Fr., 12.07.2019

Stadt Paderborn beruhigt Bürger – Bahnhof und Kasernenzaun sind Problemzonen Swingerclubs ausgeschlossen

Doris Kohrs, Renate Ahrens und Lars-Christian Lange informieren in der Sennelager Schützenhalle über Inhalt und Auswirkungen von zwei Bebauungsplänen.

Doris Kohrs, Renate Ahrens und Lars-Christian Lange informieren in der Sennelager Schützenhalle über Inhalt und Auswirkungen von zwei Bebauungsplänen. Foto: Dietmar Kemper

Von Dietmar Kemper

Paderborn (WB). Neue Striptease- und Swingerclubs wird es im Ortskern von Paderborn-Sennelager nicht geben. Das hat die Stadtverwaltung am Donnerstagabend in einer Bürgerinformationsveranstaltung nochmals versprochen.

»Die Festsetzungen sind so eindeutig, dass diese Nutzungen nicht vorgenommen werden können«, sagte Renate Ahrens vom Stadtplanungsamt in der Schützenhalle vor etwa 100 Bürgern. Konkret ging es um den Bebauungsplan SN 335 »Ortskern Sennelager«. Hier wolle man Vergnügungsstätten im Erotikbereich wie Nachtlokale, Varietés und Swingerclubs genauso ausschließen wie solche, die den Spieltrieb kommerziell ausnutzen (Wettbüros, Spiel- und Automatenhallen).

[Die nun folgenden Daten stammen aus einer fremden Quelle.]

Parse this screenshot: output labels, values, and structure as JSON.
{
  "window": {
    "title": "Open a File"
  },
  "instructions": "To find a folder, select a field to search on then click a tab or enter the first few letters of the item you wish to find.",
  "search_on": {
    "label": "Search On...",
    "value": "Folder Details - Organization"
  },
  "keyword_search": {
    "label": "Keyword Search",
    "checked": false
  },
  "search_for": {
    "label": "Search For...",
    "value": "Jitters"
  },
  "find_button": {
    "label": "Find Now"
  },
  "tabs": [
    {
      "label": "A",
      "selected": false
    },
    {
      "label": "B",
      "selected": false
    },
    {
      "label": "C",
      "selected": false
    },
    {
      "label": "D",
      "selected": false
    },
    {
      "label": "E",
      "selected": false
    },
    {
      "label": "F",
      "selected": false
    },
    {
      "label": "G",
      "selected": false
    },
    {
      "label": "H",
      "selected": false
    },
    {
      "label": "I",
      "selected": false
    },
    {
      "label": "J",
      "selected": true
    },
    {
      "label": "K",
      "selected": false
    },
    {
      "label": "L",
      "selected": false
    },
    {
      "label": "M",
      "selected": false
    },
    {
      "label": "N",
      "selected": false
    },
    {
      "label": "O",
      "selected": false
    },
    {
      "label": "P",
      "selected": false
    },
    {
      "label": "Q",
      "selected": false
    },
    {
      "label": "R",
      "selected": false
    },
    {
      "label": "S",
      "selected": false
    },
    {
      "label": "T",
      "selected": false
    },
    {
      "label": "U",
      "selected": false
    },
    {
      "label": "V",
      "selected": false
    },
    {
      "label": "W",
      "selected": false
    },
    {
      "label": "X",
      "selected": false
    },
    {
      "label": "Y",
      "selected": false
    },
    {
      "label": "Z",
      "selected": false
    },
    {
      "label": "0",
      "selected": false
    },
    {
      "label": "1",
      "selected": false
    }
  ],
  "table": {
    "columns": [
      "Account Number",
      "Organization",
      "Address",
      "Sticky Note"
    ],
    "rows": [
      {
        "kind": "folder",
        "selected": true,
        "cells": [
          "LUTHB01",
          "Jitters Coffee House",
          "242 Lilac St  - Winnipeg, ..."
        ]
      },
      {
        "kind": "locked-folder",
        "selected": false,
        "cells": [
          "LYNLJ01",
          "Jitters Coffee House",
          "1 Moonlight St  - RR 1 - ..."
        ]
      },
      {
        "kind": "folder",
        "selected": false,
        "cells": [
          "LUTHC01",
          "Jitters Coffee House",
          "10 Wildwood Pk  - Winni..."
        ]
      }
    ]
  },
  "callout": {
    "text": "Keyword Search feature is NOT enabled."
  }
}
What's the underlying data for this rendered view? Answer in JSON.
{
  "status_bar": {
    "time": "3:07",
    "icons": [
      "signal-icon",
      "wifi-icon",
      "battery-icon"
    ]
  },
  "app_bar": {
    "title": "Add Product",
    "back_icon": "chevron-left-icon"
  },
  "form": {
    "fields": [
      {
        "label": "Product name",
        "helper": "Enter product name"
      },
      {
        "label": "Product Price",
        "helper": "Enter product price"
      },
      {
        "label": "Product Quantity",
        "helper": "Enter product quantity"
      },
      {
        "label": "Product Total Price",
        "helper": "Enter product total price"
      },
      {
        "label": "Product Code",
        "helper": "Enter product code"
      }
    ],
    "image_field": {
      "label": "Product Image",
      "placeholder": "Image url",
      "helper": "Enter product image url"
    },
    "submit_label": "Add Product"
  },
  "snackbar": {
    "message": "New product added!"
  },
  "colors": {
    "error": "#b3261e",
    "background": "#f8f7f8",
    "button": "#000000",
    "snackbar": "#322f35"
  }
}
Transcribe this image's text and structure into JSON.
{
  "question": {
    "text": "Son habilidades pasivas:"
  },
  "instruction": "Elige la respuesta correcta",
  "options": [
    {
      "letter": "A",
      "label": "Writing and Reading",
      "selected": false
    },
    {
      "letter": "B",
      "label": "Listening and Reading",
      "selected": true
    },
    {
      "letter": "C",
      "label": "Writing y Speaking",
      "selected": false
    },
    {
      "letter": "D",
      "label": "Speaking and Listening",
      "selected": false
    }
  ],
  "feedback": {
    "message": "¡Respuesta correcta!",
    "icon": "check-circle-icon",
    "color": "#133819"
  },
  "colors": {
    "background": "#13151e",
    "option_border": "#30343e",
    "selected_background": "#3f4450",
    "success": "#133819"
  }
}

»Wenn Vergnügungsstätten gehäuft auftreten, wird das Umfeld abgewertet«, betonte Ahrens und ergänzte: »Der Bebauungsplan sichert, dass keine Vergnügungsstätten zusätzlich kommen.« Bordelle fielen aber nicht unter die Rubrik Vergnügungsstätten.

Bahnhofsumfeld bereitet Sorgen

Die Bürger werden die Absage an Betriebe, die das vermeintliche Schmuddelimage des Stadtteils noch verstärken würden, erfreut zur Kenntnis genommen haben. Sie sehen in Sennelager aber noch mehr Problemzonen. Der Bahnhof sei eine »Schuttkuhle«, bemängelte ein Bürger, ein anderer rieb sich an dem Zaum der Normandy-Kaserne, eine Frau beklagte sich über die Platanen entlang der Bielefelder Straße. Die stünden mittlerweile mitten auf dem Bürgersteig, behinderten Mütter mit Kinderwagen und erhöhten die Gefahr von Unfällen, hieß es.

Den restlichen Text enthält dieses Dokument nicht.